Friday, May 8, 2009

People of the Sound Byte

A friend came over to see me the other day; bought my dinner to pick my brain about preaching. I told him that everything I know about preaching I published in an article titled “Glimpses of Glory,” Review and Expositor, Vol. 99 (Winter 2002), 71-87. Then he told me something that brought me up short. He said: “Among pastors forty and younger, preaching is virtually dead.” He oughta know; he’s in lots of churches. I asked him why, and essentially he said: “They just don’t want to work that hard.” What he meant is that people’s attention spans have now been reduced to that of a millipede and so, preachers reason, about all they can stomach is a sound byte or slogan or cliché. No time for serious engagement with the Word of God. If it won’t fit on a bumper sticker or a church sign, it’s just too deep to use on Sundays. I lost my appetite.

But I had to admit, he was right. Preaching these days has been reduced to a bit of banal blather for the benefit of the bored. At least part of the reason, I suspect, is that a shift has taken place in the last fifty years or so about wherein lies the essential meaning of the Word of God. Back in the 50’s my late mentor and teacher, Frank Stagg, wrote a book titled Understanding the Bible. He begins the book by noting the diversity of perspectives and opinions among biblical scholars, “but,” he says, “there is virtual unanimity about one thing; namely, the meaning of the text is the author’s meaning.” My, how things have changed in fifty years!

Today, virtually no one believes that the meaning of the inspired biblical author is the meaning of the text. Rather, the text is an inkblot meaning whatever I want it to mean. Practically speaking, that means that most Sundays, when you listen to your pastor preach, you’re not hearing him interpret the text at all; rather, you’re hearing him interpret himself! The text is a mirror in which the preacher finds whatever he wants to find. And to think that we Baptists pride ourselves on being “People of the Book.”
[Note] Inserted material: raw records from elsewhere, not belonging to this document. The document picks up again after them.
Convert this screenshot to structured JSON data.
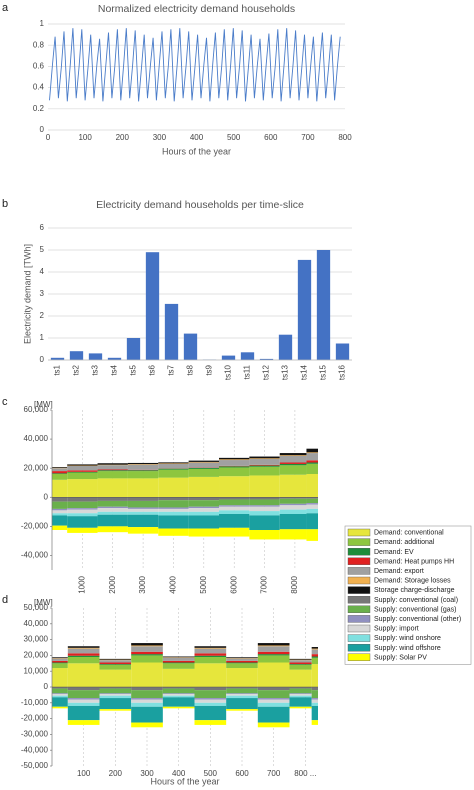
{
  "chart_data": [
    {
      "type": "line",
      "label": "a",
      "title": "Normalized electricity demand households",
      "xlabel": "Hours of the year",
      "color": "#4a7cc9",
      "grid": true,
      "xlim": [
        0,
        800
      ],
      "xticks": [
        0,
        100,
        200,
        300,
        400,
        500,
        600,
        700,
        800
      ],
      "ylim": [
        0,
        1
      ],
      "yticks": [
        0,
        0.2,
        0.4,
        0.6,
        0.8,
        1
      ],
      "x": [
        4,
        12,
        19,
        28,
        36,
        43,
        52,
        60,
        67,
        76,
        84,
        91,
        100,
        108,
        115,
        124,
        132,
        139,
        148,
        156,
        163,
        172,
        180,
        187,
        196,
        204,
        211,
        220,
        228,
        235,
        244,
        252,
        259,
        268,
        276,
        283,
        292,
        300,
        307,
        316,
        324,
        331,
        340,
        348,
        355,
        364,
        372,
        379,
        388,
        396,
        403,
        412,
        420,
        427,
        436,
        444,
        451,
        460,
        468,
        475,
        484,
        492,
        499,
        508,
        516,
        523,
        532,
        540,
        547,
        556,
        564,
        571,
        580,
        588,
        595,
        604,
        612,
        619,
        628,
        636,
        643,
        652,
        660,
        667,
        676,
        684,
        691,
        700,
        708,
        715,
        724,
        732,
        739,
        748,
        756,
        763,
        772,
        780,
        787
      ],
      "values": [
        0.28,
        0.62,
        0.88,
        0.3,
        0.6,
        0.93,
        0.27,
        0.62,
        0.96,
        0.3,
        0.61,
        0.95,
        0.28,
        0.6,
        0.9,
        0.3,
        0.63,
        0.86,
        0.27,
        0.62,
        0.92,
        0.3,
        0.6,
        0.95,
        0.28,
        0.62,
        0.96,
        0.3,
        0.61,
        0.94,
        0.27,
        0.6,
        0.9,
        0.3,
        0.62,
        0.87,
        0.28,
        0.63,
        0.93,
        0.3,
        0.6,
        0.95,
        0.27,
        0.62,
        0.96,
        0.3,
        0.61,
        0.93,
        0.28,
        0.6,
        0.9,
        0.3,
        0.62,
        0.87,
        0.27,
        0.63,
        0.92,
        0.3,
        0.6,
        0.95,
        0.28,
        0.62,
        0.96,
        0.3,
        0.61,
        0.94,
        0.27,
        0.6,
        0.9,
        0.3,
        0.62,
        0.86,
        0.28,
        0.63,
        0.91,
        0.3,
        0.6,
        0.95,
        0.27,
        0.62,
        0.96,
        0.3,
        0.61,
        0.94,
        0.28,
        0.6,
        0.9,
        0.3,
        0.62,
        0.88,
        0.27,
        0.63,
        0.92,
        0.3,
        0.6,
        0.9,
        0.28,
        0.62,
        0.88
      ]
    },
    {
      "type": "bar",
      "label": "b",
      "title": "Electricity demand households per time-slice",
      "ylabel": "Electricity demand [TWh]",
      "color": "#4472c4",
      "grid": true,
      "xtick_rotation": -90,
      "categories": [
        "ts1",
        "ts2",
        "ts3",
        "ts4",
        "ts5",
        "ts6",
        "ts7",
        "ts8",
        "ts9",
        "ts10",
        "ts11",
        "ts12",
        "ts13",
        "ts14",
        "ts15",
        "ts16"
      ],
      "values": [
        0.1,
        0.4,
        0.3,
        0.1,
        1.0,
        4.9,
        2.55,
        1.2,
        0.02,
        0.2,
        0.35,
        0.05,
        1.15,
        4.55,
        5.0,
        0.75
      ],
      "ylim": [
        0,
        6
      ],
      "yticks": [
        0,
        1,
        2,
        3,
        4,
        5,
        6
      ]
    },
    {
      "type": "area",
      "label": "c",
      "y_unit": "[MW]",
      "legend": "right",
      "xtick_rotation": -90,
      "xlim": [
        0,
        8760
      ],
      "xticks": [
        1000,
        2000,
        3000,
        4000,
        5000,
        6000,
        7000,
        8000
      ],
      "ylim": [
        -50000,
        60000
      ],
      "yticks": [
        {
          "value": -40000,
          "label": "-40,000"
        },
        {
          "value": -20000,
          "label": "-20,000"
        },
        0,
        {
          "value": 20000,
          "label": "20,000"
        },
        {
          "value": 40000,
          "label": "40,000"
        },
        {
          "value": 60000,
          "label": "60,000"
        }
      ],
      "x": [
        0,
        1000,
        2000,
        3000,
        4000,
        5000,
        6000,
        7000,
        8000,
        8760
      ],
      "series": [
        {
          "name": "Demand: conventional",
          "color": "#e6e63c",
          "values": [
            12000,
            12500,
            13000,
            13000,
            13500,
            14000,
            14500,
            15000,
            15500,
            16000
          ]
        },
        {
          "name": "Demand: additional",
          "color": "#8dc63f",
          "values": [
            4000,
            4500,
            5000,
            5000,
            5500,
            5500,
            6000,
            6000,
            6500,
            7000
          ]
        },
        {
          "name": "Demand: EV",
          "color": "#1e8c3a",
          "values": [
            500,
            500,
            600,
            600,
            700,
            700,
            800,
            800,
            900,
            900
          ]
        },
        {
          "name": "Demand: Heat pumps HH",
          "color": "#e02020",
          "values": [
            1500,
            1000,
            500,
            300,
            200,
            200,
            300,
            500,
            1000,
            1500
          ]
        },
        {
          "name": "Demand: export",
          "color": "#a0a0a0",
          "values": [
            2000,
            3000,
            3000,
            3500,
            3000,
            3500,
            4000,
            4000,
            4500,
            5000
          ]
        },
        {
          "name": "Demand: Storage losses",
          "color": "#f0b050",
          "values": [
            300,
            300,
            300,
            400,
            400,
            400,
            500,
            500,
            500,
            500
          ]
        },
        {
          "name": "Storage charge-discharge",
          "color": "#111111",
          "values": [
            500,
            800,
            1000,
            800,
            700,
            900,
            1000,
            1200,
            1500,
            2500
          ]
        },
        {
          "name": "Supply: conventional (coal)",
          "color": "#777777",
          "values": [
            -3000,
            -3000,
            -2500,
            -2500,
            -2000,
            -2000,
            -1500,
            -1500,
            -1000,
            -1000
          ]
        },
        {
          "name": "Supply: conventional (gas)",
          "color": "#6ab04c",
          "values": [
            -5000,
            -4500,
            -4000,
            -4500,
            -5000,
            -4500,
            -4000,
            -4000,
            -3500,
            -3000
          ]
        },
        {
          "name": "Supply: conventional (other)",
          "color": "#9090c0",
          "values": [
            -1000,
            -1000,
            -1000,
            -1000,
            -1000,
            -1000,
            -1000,
            -1000,
            -1000,
            -1000
          ]
        },
        {
          "name": "Supply: import",
          "color": "#d8d8d8",
          "values": [
            -2000,
            -2500,
            -2500,
            -2000,
            -2000,
            -2500,
            -2500,
            -3000,
            -3000,
            -3000
          ]
        },
        {
          "name": "Supply: wind onshore",
          "color": "#80e0e0",
          "values": [
            -1500,
            -2000,
            -2000,
            -2000,
            -2500,
            -2500,
            -2500,
            -3000,
            -3000,
            -3000
          ]
        },
        {
          "name": "Supply: wind offshore",
          "color": "#1aa0a0",
          "values": [
            -7000,
            -8000,
            -8000,
            -8500,
            -9000,
            -9000,
            -9500,
            -10000,
            -10500,
            -11000
          ]
        },
        {
          "name": "Supply: Solar PV",
          "color": "#ffff00",
          "values": [
            -3000,
            -3500,
            -4000,
            -4500,
            -5000,
            -5500,
            -6000,
            -6500,
            -7000,
            -8000
          ]
        }
      ]
    },
    {
      "type": "area",
      "label": "d",
      "y_unit": "[MW]",
      "xlabel": "Hours of the year",
      "xlim": [
        0,
        840
      ],
      "xticks": [
        100,
        200,
        300,
        400,
        500,
        600,
        700,
        {
          "value": 800,
          "label": "800 ..."
        }
      ],
      "ylim": [
        -50000,
        50000
      ],
      "yticks": [
        {
          "value": -50000,
          "label": "-50,000"
        },
        {
          "value": -40000,
          "label": "-40,000"
        },
        {
          "value": -30000,
          "label": "-30,000"
        },
        {
          "value": -20000,
          "label": "-20,000"
        },
        {
          "value": -10000,
          "label": "-10,000"
        },
        0,
        {
          "value": 10000,
          "label": "10,000"
        },
        {
          "value": 20000,
          "label": "20,000"
        },
        {
          "value": 30000,
          "label": "30,000"
        },
        {
          "value": 40000,
          "label": "40,000"
        },
        {
          "value": 50000,
          "label": "50,000"
        }
      ],
      "x": [
        0,
        100,
        200,
        300,
        400,
        500,
        600,
        700,
        800,
        840
      ],
      "series": [
        {
          "values": [
            12000,
            15000,
            11000,
            15500,
            11500,
            15000,
            12000,
            15500,
            11000,
            14500
          ]
        },
        {
          "values": [
            3000,
            4000,
            3000,
            4500,
            3500,
            4000,
            3000,
            4500,
            3000,
            4000
          ]
        },
        {
          "values": [
            500,
            800,
            500,
            800,
            500,
            800,
            500,
            800,
            500,
            800
          ]
        },
        {
          "values": [
            1000,
            1500,
            1000,
            1500,
            1000,
            1500,
            1000,
            1500,
            1000,
            1500
          ]
        },
        {
          "values": [
            1500,
            3000,
            1500,
            3500,
            2000,
            3000,
            1500,
            3500,
            1500,
            3000
          ]
        },
        {
          "values": [
            300,
            500,
            300,
            500,
            300,
            500,
            300,
            500,
            300,
            500
          ]
        },
        {
          "values": [
            500,
            1000,
            500,
            1500,
            500,
            1000,
            500,
            1500,
            500,
            1000
          ]
        },
        {
          "values": [
            -1000,
            -2000,
            -1000,
            -2000,
            -1000,
            -2000,
            -1000,
            -2000,
            -1000,
            -2000
          ]
        },
        {
          "values": [
            -3000,
            -5000,
            -3000,
            -5000,
            -3000,
            -5000,
            -3000,
            -5000,
            -3000,
            -5000
          ]
        },
        {
          "values": [
            -500,
            -1000,
            -500,
            -1000,
            -500,
            -1000,
            -500,
            -1000,
            -500,
            -1000
          ]
        },
        {
          "values": [
            -1000,
            -2000,
            -1000,
            -2000,
            -1000,
            -2000,
            -1000,
            -2000,
            -1000,
            -2000
          ]
        },
        {
          "values": [
            -1000,
            -2000,
            -1500,
            -2500,
            -1000,
            -2000,
            -1500,
            -2500,
            -1000,
            -2000
          ]
        },
        {
          "values": [
            -6000,
            -9000,
            -7000,
            -10000,
            -6000,
            -9000,
            -7000,
            -10000,
            -6000,
            -9000
          ]
        },
        {
          "values": [
            -1000,
            -3000,
            -1000,
            -3000,
            -1000,
            -3000,
            -1000,
            -3000,
            -1000,
            -3000
          ]
        }
      ]
    }
  ]
}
Part of the reason for that, I think, is laziness. It’s just plain hard work to live yourself into the world of the inspired biblical writer so as to hear the Word of God as he heard it. It’s both more fun, and a whole lot easier, just to play “free association” with the text and find in it a word or an idea or a concept that you can exploit in behalf of a slogan or a sound byte. People just don’t want to think that hard anymore.

Or do they? When the preacher takes the time and the effort to live himself into the world of the original inspired author, an amazing thing happens. He no longer hears in the text his own little voice, or even the voice of the original inspired author; rather, he hears The Voice the original inspired author was listening to – a Voice that haunts him and hunts him and hounds him into submission; a Voice that claims him and captures him and consumes him. It’s called preaching, and for want of it the church languishes and, alas, perishes!

And so, for all you forty-somethings out there looking for a Word for Sunday, I’ve got a word for you. Save the sound bytes for Dr. Phil and Oprah and the church sign. I’ve waited all week for a Word from God, so for God’s sake, spare me the sound bytes! Give me a Word with some SIZE. Please!

2 comments:

Unknown said...

This blog made me realize how much I miss your preaching. I always learned something new about God and usually something about the context in which the Word was written. It is always refreshing and sometimes a little scary to see the Kingdom of God a little clearer after a good preaching. I think we look to our preachers to give us a good glimspe of that other world. I think when preachers try to shelter us they allow us to settle for what this world has to offer. I want more.

Unknown said...

Thanks for the reminder of how much I miss your preaching.
I learned so much each Sunday! Seriously!